Wednesday, April 13, 2011

Stocks’ Fast Start Fizzles Out

tdp2664
InvestorPlace
Despite the advantages of solid bouncebacks in Asian and European markets on Wednesday, U.S. stocks couldn’t hold up, with a fast fade that had equities dancing around the flatline for the rest of the trading session. By day’s end, the Dow Jones Industrial Average gained 17 points to 12,271, the Nasdaq rose 17 points and the S&P 500 was essentially flat at 1314. Of course, it wasn’t just overseas markets that were providing the early push. A quarterly earnings report by JPMorgan Chase (NYSE: JPM ) before the opening bell offered an early help to financial stocks, which haven’t exactly been on a tear in 2011. In fact, following the eventual decline in financials on Thursday, the SPDR Financial Select Sector (NYSE: XLF ) exchange-traded fund is essentially where it closed on Jan. 3, the year’s first day of trading which included a Happy New Year rally. A note from JMP Securities later Wednesday delineated the shortcomings in JPMorgan’s report, namely that its traditional banking business is a slave to — wouldn’t you know it — the economy. Turns out that the mortgage business continues to be a mess and economic conditions are somewhat “lackluster.” If this is typical sentiment for the sector that everyone saw as the ultimate winners (or nonlosers) of the recent recession and crisis, it’s no wonder that a 28% stock runup from last September through February now seems at a crossroads.
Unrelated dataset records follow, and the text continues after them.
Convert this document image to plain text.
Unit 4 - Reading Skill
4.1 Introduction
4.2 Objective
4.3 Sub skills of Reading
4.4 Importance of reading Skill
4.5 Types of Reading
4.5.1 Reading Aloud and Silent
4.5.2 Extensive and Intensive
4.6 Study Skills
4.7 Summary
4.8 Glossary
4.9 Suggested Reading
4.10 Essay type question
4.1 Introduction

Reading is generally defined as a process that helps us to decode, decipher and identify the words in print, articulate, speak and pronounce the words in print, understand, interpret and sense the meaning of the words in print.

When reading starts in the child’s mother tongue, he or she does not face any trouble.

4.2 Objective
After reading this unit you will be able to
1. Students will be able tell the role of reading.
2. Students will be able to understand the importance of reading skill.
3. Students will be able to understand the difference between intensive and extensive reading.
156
So, if a mega-bank like JPMorgan is a cyclical play, as JMP Securities called, it where are we in the economic cycle? Cue the Fed’s Beige Book report, released Wednesday, which pronounced it’s officially, well, better than it was. The 12 reporting districts found that economic activity “generally continued to improve” since the last report. That’s the good news. On the other hand, most districts found little change in their residential real estate markets, with some districts even pointing to weakening. The question is whether economic lacklusterness is a condition that can continue justifying the current levels for stocks. More clarity will certainly come with the onslaught of first-quarter earnings reports over the next four or five weeks. For now, the signal from the companies that hold all the money — banks — doesn’t inspire much near-term confidence.